+++++++++++++++++++++++++++++++
Writing Python Regression Tests
+++++++++++++++++++++++++++++++

:Author: Skip Montanaro
:Contact: skip@mojam.com

Introduction
============

If you add a new module to Python or modify the functionality of an existing
module, you should write one or more test cases to exercise that new
functionality.  There are different ways to do this within the regression
testing facility provided with Python; any particular test should use only
one of these options.  Each option requires writing a test module using the
conventions of the selected option:

    - PyUnit_ based tests
    - doctest_ based tests
    - "traditional" Python test modules

Regardless of the mechanics of the testing approach you choose,
you will be writing unit tests (isolated tests of functions and objects
defined by the module) using white box techniques.  Unlike black box
testing, where you only have the external interfaces to guide your test case
writing, in white box testing you can see the code being tested and tailor
your test cases to exercise it more completely.  In particular, you will be
able to refer to the C and Python code in the CVS repository when writing
your regression test cases.

.. _PyUnit:
.. _unittest: http://www.python.org/doc/current/lib/module-unittest.html
.. _doctest: http://www.python.org/doc/current/lib/module-doctest.html

PyUnit based tests
------------------
The PyUnit_ framework is based on the ideas of unit testing as espoused
by Kent Beck and the `Extreme Programming`_ (XP) movement.  The specific
interface provided by the framework is tightly based on the JUnit_
Java implementation of Beck's original SmallTalk test framework.  Please
see the documentation of the unittest_ module for detailed information on
the interface and general guidelines on writing PyUnit based tests.
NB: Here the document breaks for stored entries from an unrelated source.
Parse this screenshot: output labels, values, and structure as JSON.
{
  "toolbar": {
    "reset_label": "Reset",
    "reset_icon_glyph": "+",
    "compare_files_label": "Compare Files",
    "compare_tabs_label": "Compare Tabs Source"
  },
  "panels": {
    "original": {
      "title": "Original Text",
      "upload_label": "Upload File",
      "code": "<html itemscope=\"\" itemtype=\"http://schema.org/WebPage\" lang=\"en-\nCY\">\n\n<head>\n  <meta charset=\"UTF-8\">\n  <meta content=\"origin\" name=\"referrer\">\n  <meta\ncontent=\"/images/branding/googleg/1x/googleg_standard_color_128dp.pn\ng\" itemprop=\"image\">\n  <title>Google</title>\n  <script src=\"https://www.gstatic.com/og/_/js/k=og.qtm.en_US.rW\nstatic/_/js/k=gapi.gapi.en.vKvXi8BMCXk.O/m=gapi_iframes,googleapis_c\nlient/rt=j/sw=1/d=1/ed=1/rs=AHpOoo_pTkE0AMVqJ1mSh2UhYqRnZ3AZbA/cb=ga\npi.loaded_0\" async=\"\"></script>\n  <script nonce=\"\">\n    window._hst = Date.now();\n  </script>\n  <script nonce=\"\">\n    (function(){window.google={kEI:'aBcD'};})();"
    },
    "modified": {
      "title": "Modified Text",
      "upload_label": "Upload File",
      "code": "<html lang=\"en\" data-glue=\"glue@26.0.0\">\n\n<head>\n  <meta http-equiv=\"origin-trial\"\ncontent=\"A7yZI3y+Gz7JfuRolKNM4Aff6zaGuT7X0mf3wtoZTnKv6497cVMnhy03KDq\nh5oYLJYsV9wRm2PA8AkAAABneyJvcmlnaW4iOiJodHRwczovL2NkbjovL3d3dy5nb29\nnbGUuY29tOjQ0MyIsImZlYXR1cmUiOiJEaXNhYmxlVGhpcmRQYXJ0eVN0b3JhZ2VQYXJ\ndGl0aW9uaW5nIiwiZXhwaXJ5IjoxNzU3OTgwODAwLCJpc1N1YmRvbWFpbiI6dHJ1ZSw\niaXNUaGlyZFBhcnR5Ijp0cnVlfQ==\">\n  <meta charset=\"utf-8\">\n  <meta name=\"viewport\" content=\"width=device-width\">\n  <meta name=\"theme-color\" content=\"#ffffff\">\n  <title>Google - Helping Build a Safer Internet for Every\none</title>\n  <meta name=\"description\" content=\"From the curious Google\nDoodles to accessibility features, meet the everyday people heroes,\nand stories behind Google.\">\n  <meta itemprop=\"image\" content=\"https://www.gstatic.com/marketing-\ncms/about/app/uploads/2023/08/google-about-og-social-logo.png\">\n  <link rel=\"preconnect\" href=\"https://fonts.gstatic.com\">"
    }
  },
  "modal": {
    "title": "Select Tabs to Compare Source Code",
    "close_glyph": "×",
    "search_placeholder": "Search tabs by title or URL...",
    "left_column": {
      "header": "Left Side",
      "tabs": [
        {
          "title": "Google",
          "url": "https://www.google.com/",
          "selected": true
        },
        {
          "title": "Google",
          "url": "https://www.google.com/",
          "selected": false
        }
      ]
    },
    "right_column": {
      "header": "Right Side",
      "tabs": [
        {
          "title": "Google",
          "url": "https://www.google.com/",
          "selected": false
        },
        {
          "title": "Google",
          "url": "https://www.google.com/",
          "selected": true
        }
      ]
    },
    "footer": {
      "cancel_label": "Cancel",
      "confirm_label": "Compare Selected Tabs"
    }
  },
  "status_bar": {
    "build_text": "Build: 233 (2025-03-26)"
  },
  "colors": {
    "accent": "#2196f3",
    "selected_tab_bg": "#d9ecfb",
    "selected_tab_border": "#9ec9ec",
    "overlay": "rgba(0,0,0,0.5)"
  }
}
The test_support helper module provides two functions for use by
PyUnit based tests in the Python regression testing framework:

- ``run_unittest()`` takes a ``unittest.TestCase`` derived class as a
  parameter and runs the tests defined in that class
   
- ``run_suite()`` takes a populated ``TestSuite`` instance and runs the
  tests
   
``run_suite()`` is preferred because unittest files typically grow multiple
test classes, and you might as well be prepared.

All test methods in the Python regression framework have names that
start with "``test_``" and use lower-case names with words separated with
underscores.

Test methods should *not* have docstrings!  The unittest module prints
the docstring if there is one, but otherwise prints the function name
and the full class name.  When there's a problem with a test, the
latter information makes it easier to find the source for the test
than the docstring.

All PyUnit-based tests in the Python test suite use boilerplate that
looks like this (with minor variations)::

    import unittest
    from test import test_support

    class MyTestCase1(unittest.TestCase):

        # Define setUp and tearDown only if needed

        def setUp(self):
            unittest.TestCase.setUp(self)
            ... additional initialization...

        def tearDown(self):
            ... additional finalization...
            unittest.TestCase.tearDown(self)

        def test_feature_one(self):
            # Testing feature one
            ...unit test for feature one...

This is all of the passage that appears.